Toma is attacked by the members of the Yakuza clan because of his deceit, but Toraji rebukes the attackers, stating that they still need Toma's help to defeat the Bankito. Toma goes with Kotaro's reformed father to the Bankito hideout and saves Ichi. Banki swore revenge. While recovering, Ichi explained that she is searching for Zatoichi because she wanted to see him one last time before she commits suicide. Toma is able to convince her to give up the idea. Later, while she sleeps recovering from her injuries, Toma leaves her to go help the Shirakawa fight the Bankito. When Ichi wakes up Kotaro tells her about the fight that's going on in the town.

The Bankito outnumber the Shirakawa by 2 to 1. Still, Toma is unable to draw his sword. But when Banki demands Toma step forward and fight him, Toma is willing. He overcomes his guilt and is able to draw his sword. The two men fight and Toma shows everyone that he is indeed an adept swordsman. Toma inflicts a fatal strike on Banki, but Banki gives him a fatal wound as well. Toma dies in Ichi's arms and tells her not to lose hope. After Toma dies Banki tries to attack Ichi but she is able to defeat him and finally kills the clan leader, whose horribly scarred face is revealed. Fearing for their lives, the few remaining members of the Bankito flee.
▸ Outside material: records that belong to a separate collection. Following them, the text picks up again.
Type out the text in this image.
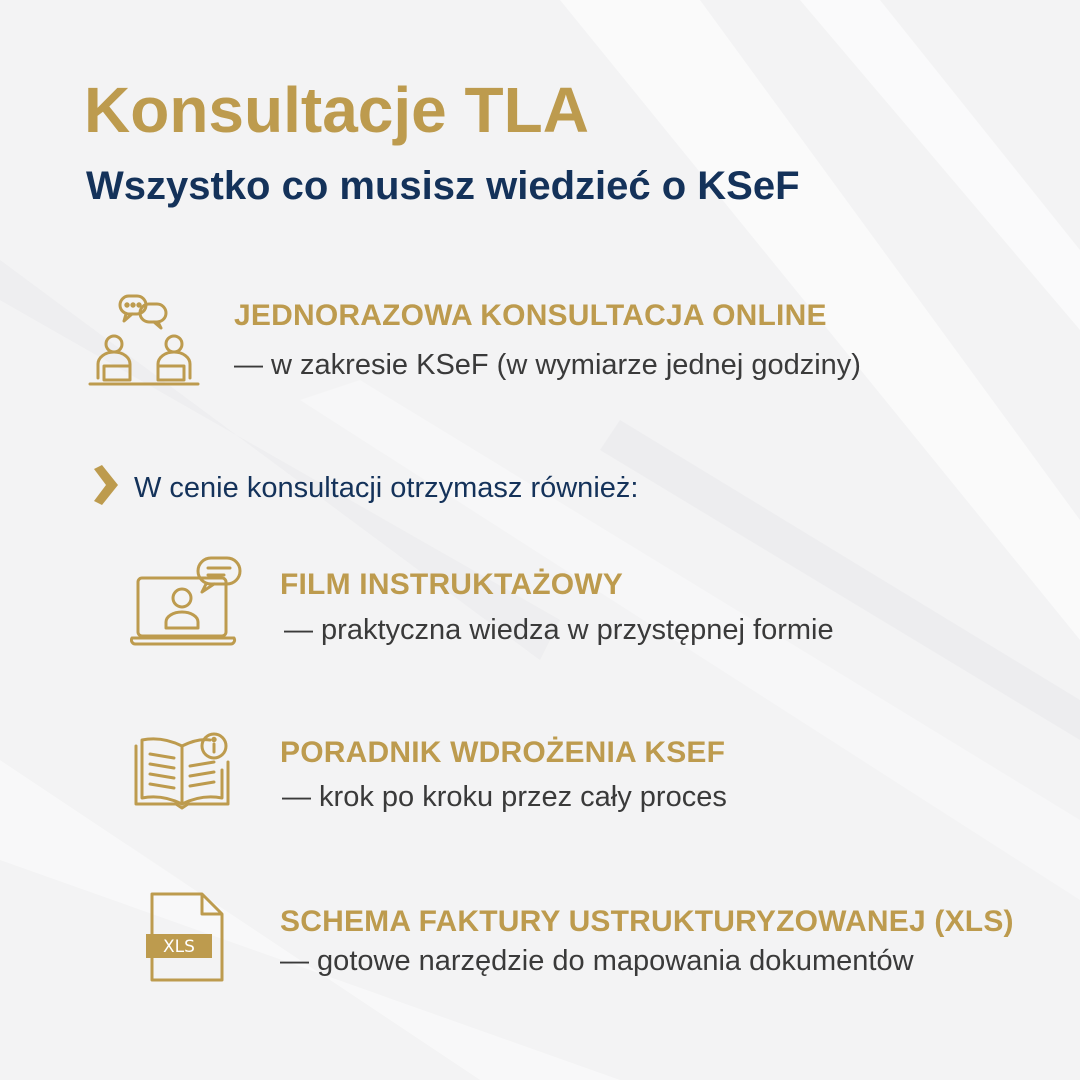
Konsultacje TLA
Wszystko co musisz wiedzieć o KSeF

JEDNORAZOWA KONSULTACJA ONLINE

— w zakresie KSeF (w wymiarze jednej godziny)

W cenie konsultacji otrzymasz również:

FILM INSTRUKTAŻOWY

— praktyczna wiedza w przystępnej formie

PORADNIK WDROŻENIA KSEF

— krok po kroku przez cały proces

XLS

SCHEMA FAKTURY USTRUKTURYZOWANEJ (XLS)

— gotowe narzędzie do mapowania dokumentów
Later we see Toraji rebuilding his town and assuming the leadership of his Yakuza clan. Ichi plays Toma's favorite song one last time and is seen at his grave with Kotaro. Intending to bring Toma's katana to his mother's grave, she bids her friend Kotaro farewell and gives him a little bell as a keepsake (the same gift that Zatoichi had given her when she was young). She said that Kotaro was right all along, that she needed light for her journey, and then departs.

==Cast==
- Haruka Ayase as Ichi
- Shido Nakamura as Banki
- Yosuke Kubozuka as Toraji Shirakawa
- Takao Osawa as Toma Fujihira
- Tetta Sugimoto as Zatoichi
- Megumi Yokoyama as Toma's mother
- Eri Watanabe as Ohama
- Mitsuki Koga as Jakou
- Ryousuke Shima as Kotaro
- Yukina Kashiwa as Ichi, as a girl

==Reception==
The film received generally positive reviews, with a 78% rating on Rotten Tomatoes. Jessica Sattell of ' said "Beauty is found at every turn in this bewitching tale", while James Mudge of BeyondHollywood.com found the plot 'very basic and predictable'.